I get bored easily. I think that’s why I work well with toddlers and teenagers– we all have a similar hunger for new experiences and pushing boundaries. I was tired of doing the same old preschool storytime. I mean, I loved it, but like I said, I get bored easily. I want to try new things. I want to explore, experiment, and expand my programming horizons. So I changed my preschool storytime into Beginning Reader Storytime. You can read the full story of how my Beginning Reader Storytime began here. This post is going to detail a bit more how I run this particular program.
As I often love to brag, I started out in the working world as a preschool teaching assistant, and eventually worked as a lead preschool teacher for a while as well. My preschool teaching experience has served me extremely well in my career as a librarian and I put it to good use for my Beginning Reader Storytime (after a couple of sessions I changed the age range to 4 years through 2nd grade, and put three year olds into toddler time. This has been a much better fit for both storytime groups).
Nametags are a staple of every storytime, and always having nametags is actually a great literacy activity–learning to recognize your name is the beginning of your experience with letters.
After children have their name-tags, they come in and sit down and I go through my normal storytime opening routine. This is followed by the Storytime Message. On my dry-erase board easel, I write out a message:
January 1st, 2011
Tonight we will be reading the book Snip Snap!
I read the message out loud to them–or one of the older kids does it for me–and then I shuffle through their names to choose children to find the letter of the day. For this storytime, I focused on the letter S.
After we circled all of the Ss in the message, I read the book and then we sang the song “Five Little Monkeys Swinging in a Tree.” I’m really brutal with that song; I have the monkeys on the monkey mitt, and they actually get eaten by a fairly realistic looking alligator puppet.
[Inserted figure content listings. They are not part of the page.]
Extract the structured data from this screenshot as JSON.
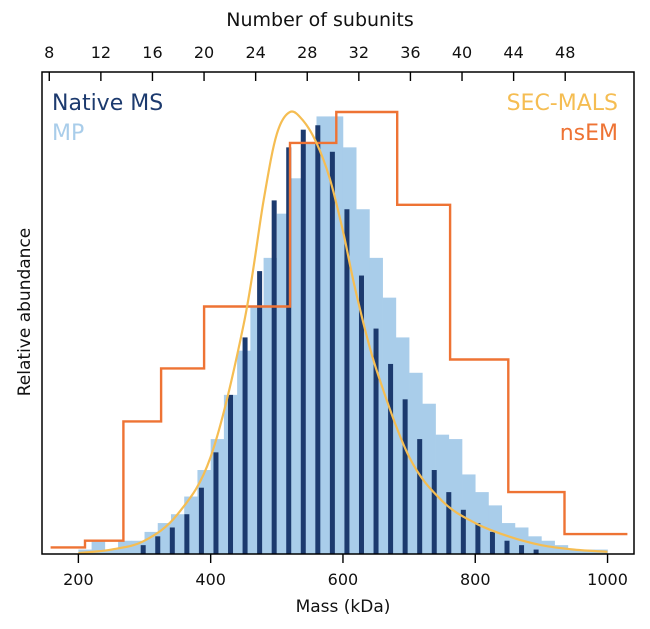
{
  "chart_data": {
    "type": "bar",
    "top_axis_title": "Number of subunits",
    "top_ticks": [
      "8",
      "12",
      "16",
      "20",
      "24",
      "28",
      "32",
      "36",
      "40",
      "44",
      "48"
    ],
    "xlabel": "Mass (kDa)",
    "ylabel": "Relative abundance",
    "x_ticks": [
      "200",
      "400",
      "600",
      "800",
      "1000"
    ],
    "xlim": [
      145,
      1040
    ],
    "ylim": [
      0,
      1
    ],
    "grid": false,
    "legend": [
      {
        "label": "Native MS",
        "color": "#1c3a6e",
        "placement": "top-left"
      },
      {
        "label": "MP",
        "color": "#a9cdea",
        "placement": "top-left"
      },
      {
        "label": "SEC-MALS",
        "color": "#f5bd52",
        "placement": "top-right"
      },
      {
        "label": "nsEM",
        "color": "#ee7334",
        "placement": "top-right"
      }
    ],
    "series": [
      {
        "name": "MP",
        "kind": "histogram",
        "color": "#a9cdea",
        "bin_width": 20,
        "x": [
          210,
          230,
          250,
          270,
          290,
          310,
          330,
          350,
          370,
          390,
          410,
          430,
          450,
          470,
          490,
          510,
          530,
          550,
          570,
          590,
          610,
          630,
          650,
          670,
          690,
          710,
          730,
          750,
          770,
          790,
          810,
          830,
          850,
          870,
          890,
          910,
          930,
          950,
          970,
          990
        ],
        "values": [
          0.01,
          0.03,
          0.01,
          0.03,
          0.03,
          0.05,
          0.07,
          0.09,
          0.13,
          0.19,
          0.26,
          0.36,
          0.46,
          0.56,
          0.67,
          0.77,
          0.85,
          0.93,
          0.99,
          0.99,
          0.92,
          0.78,
          0.67,
          0.58,
          0.49,
          0.41,
          0.34,
          0.27,
          0.26,
          0.18,
          0.14,
          0.11,
          0.07,
          0.06,
          0.04,
          0.03,
          0.02,
          0.01,
          0.01,
          0.01
        ]
      },
      {
        "name": "Native MS",
        "kind": "bars",
        "color": "#1c3a6e",
        "bar_width": 5,
        "x": [
          298,
          320,
          342,
          364,
          386,
          408,
          430,
          452,
          474,
          496,
          518,
          540,
          562,
          584,
          606,
          628,
          650,
          672,
          694,
          716,
          738,
          760,
          782,
          804,
          826,
          848,
          870,
          892
        ],
        "values": [
          0.02,
          0.04,
          0.06,
          0.09,
          0.15,
          0.23,
          0.36,
          0.49,
          0.64,
          0.8,
          0.92,
          0.96,
          0.97,
          0.91,
          0.78,
          0.63,
          0.51,
          0.43,
          0.35,
          0.26,
          0.19,
          0.14,
          0.1,
          0.07,
          0.05,
          0.03,
          0.02,
          0.01
        ]
      },
      {
        "name": "nsEM",
        "kind": "step",
        "color": "#ee7334",
        "edges": [
          158,
          210,
          268,
          325,
          390,
          445,
          520,
          590,
          682,
          762,
          850,
          935,
          1030
        ],
        "values": [
          0.015,
          0.03,
          0.3,
          0.42,
          0.56,
          0.56,
          0.93,
          1.0,
          0.79,
          0.44,
          0.14,
          0.045
        ]
      },
      {
        "name": "SEC-MALS",
        "kind": "curve",
        "color": "#f5bd52",
        "x": [
          200,
          250,
          300,
          350,
          400,
          450,
          480,
          500,
          520,
          540,
          560,
          580,
          600,
          620,
          650,
          700,
          750,
          800,
          850,
          900,
          950,
          1000
        ],
        "values": [
          0.002,
          0.01,
          0.03,
          0.09,
          0.22,
          0.52,
          0.8,
          0.95,
          1.0,
          0.98,
          0.93,
          0.85,
          0.73,
          0.59,
          0.42,
          0.22,
          0.12,
          0.07,
          0.04,
          0.02,
          0.01,
          0.005
        ]
      }
    ]
  }
}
The kids love it, though. But if you take this approach, be cognizant of more sensitive children in your group and tailor your bloodthirst accordingly.
Then we went to do our table activity. To transition from rug to table, I sing “Willoughby Wallabee Woo”, asking the children to listen for the rhymes in their names. This week I had story paper, an Ellison cut letter S, a glue stick, and markers. I told the children to glue their S down where they liked on the top half of the story paper. Then, they could either create an S creature and tell a story about it, write down some words that began with S, or draw anything they liked and write a story about it. Some parents will balk at this open ended sort of thing, but most will go along with you.
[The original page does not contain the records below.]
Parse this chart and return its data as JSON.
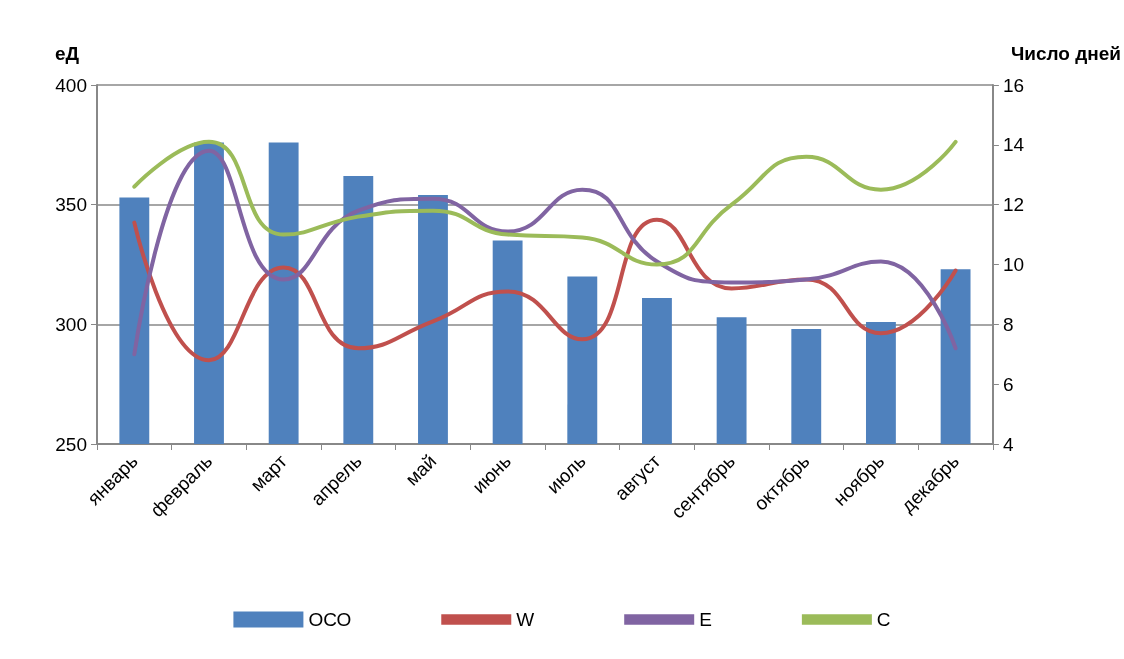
{
  "chart_data": {
    "type": "bar",
    "ylabel": "еД",
    "y2label": "Число дней",
    "categories": [
      "январь",
      "февраль",
      "март",
      "апрель",
      "май",
      "июнь",
      "июль",
      "август",
      "сентябрь",
      "октябрь",
      "ноябрь",
      "декабрь"
    ],
    "series": [
      {
        "name": "ОСО",
        "color": "#4f81bd",
        "values": [
          353,
          376,
          376,
          362,
          354,
          335,
          320,
          311,
          303,
          298,
          301,
          323
        ]
      },
      {
        "name": "W",
        "type": "line",
        "axis": "y2",
        "color": "#c0504d",
        "values": [
          11.4,
          6.8,
          9.9,
          7.2,
          8.1,
          9.1,
          7.5,
          11.5,
          9.2,
          9.5,
          7.7,
          9.8
        ]
      },
      {
        "name": "E",
        "type": "line",
        "axis": "y2",
        "color": "#8064a2",
        "values": [
          7.0,
          13.8,
          9.5,
          11.8,
          12.2,
          11.1,
          12.5,
          10.1,
          9.4,
          9.5,
          10.1,
          7.2
        ]
      },
      {
        "name": "C",
        "type": "line",
        "axis": "y2",
        "color": "#9bbb59",
        "values": [
          12.6,
          14.1,
          11.0,
          11.6,
          11.8,
          11.0,
          10.9,
          10.0,
          12.0,
          13.6,
          12.5,
          14.1
        ]
      }
    ],
    "ylim": [
      250,
      400
    ],
    "yticks": [
      250,
      300,
      350,
      400
    ],
    "y2lim": [
      4,
      16
    ],
    "y2ticks": [
      4,
      6,
      8,
      10,
      12,
      14,
      16
    ],
    "grid": "y",
    "legend": "bottom",
    "marker": "none",
    "line_style": "solid"
  }
}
Other table activities have included name writing (for 4′s and 5′s who can’t write their name from memory yet, this means copying their name that is written out on sentence strips), alphabet bingo, and lacing with lacing letters. Sometimes the activity is putting together an alphabet floor puzzle, writing on the dry erase board, or playing with magnet letters on the magnetized side of my easel.
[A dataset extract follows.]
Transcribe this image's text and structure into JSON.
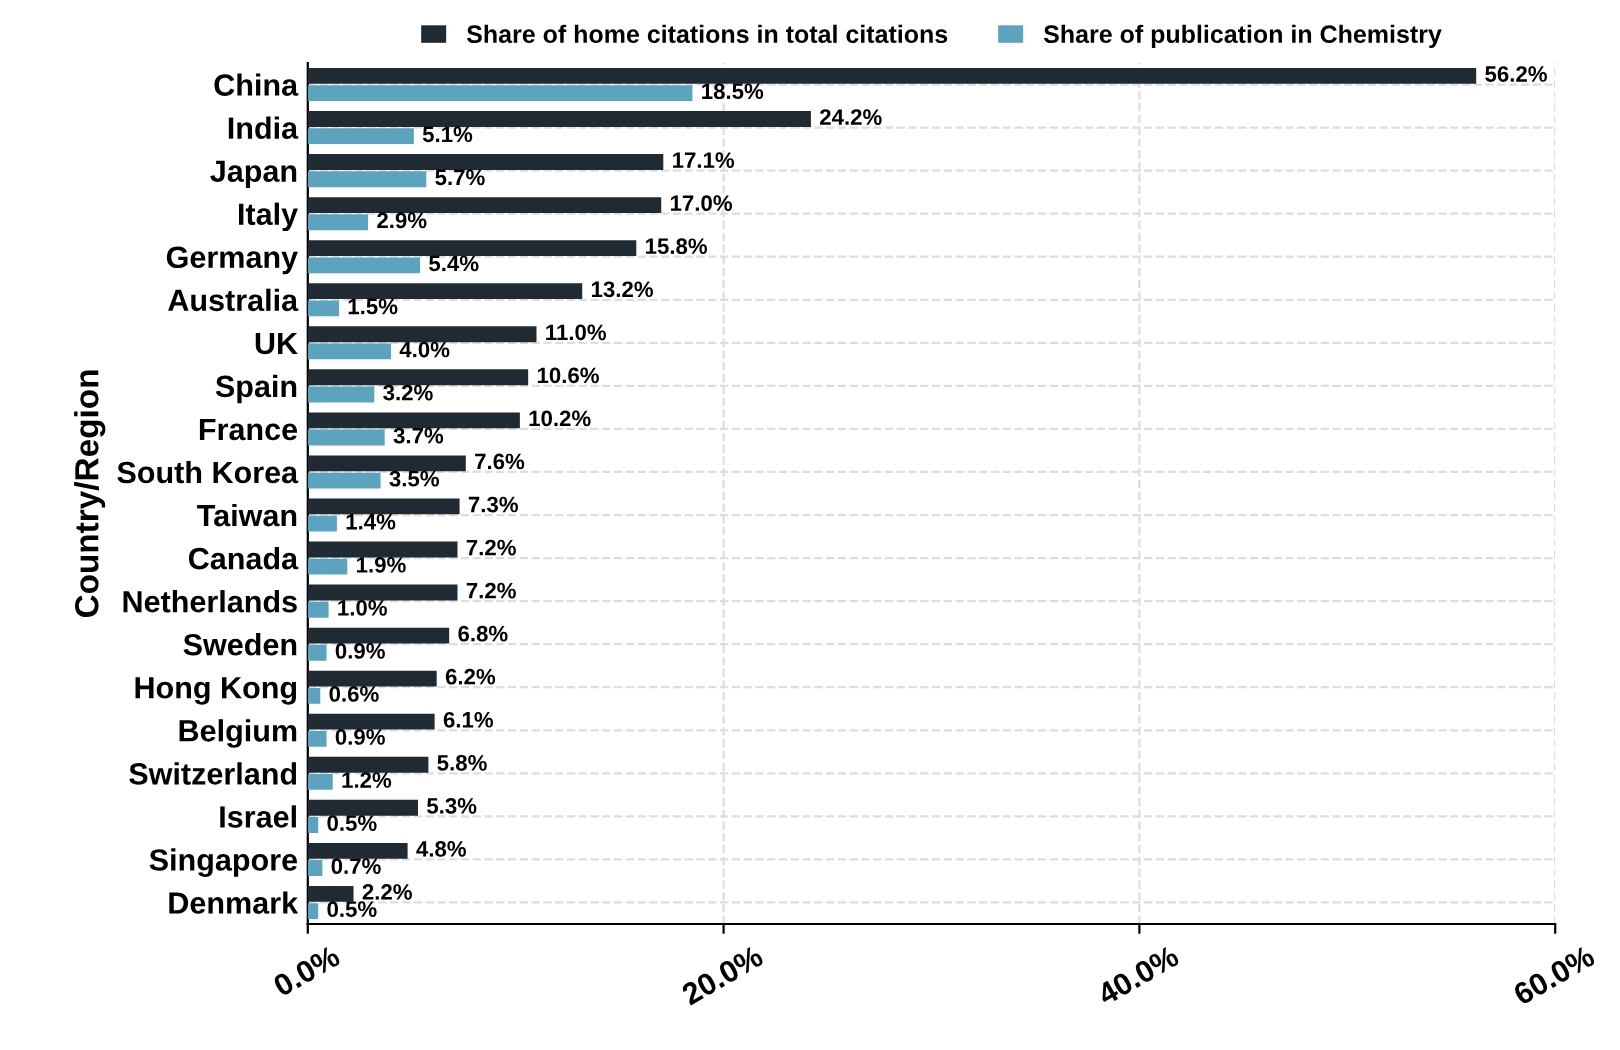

If you clicked on any of these links, you’ll see that Discount School Supply is a great resource for literacy games and materials.
I love this storytime. It’s great to give older kids an opportunity to listen to some great picture books, and it really allows me to show parents that early literacy is NOT Your Baby Can Read or Hooked on Phonics, but rather nurturing a love of literature in children by taking the time to share stories, talk, and write.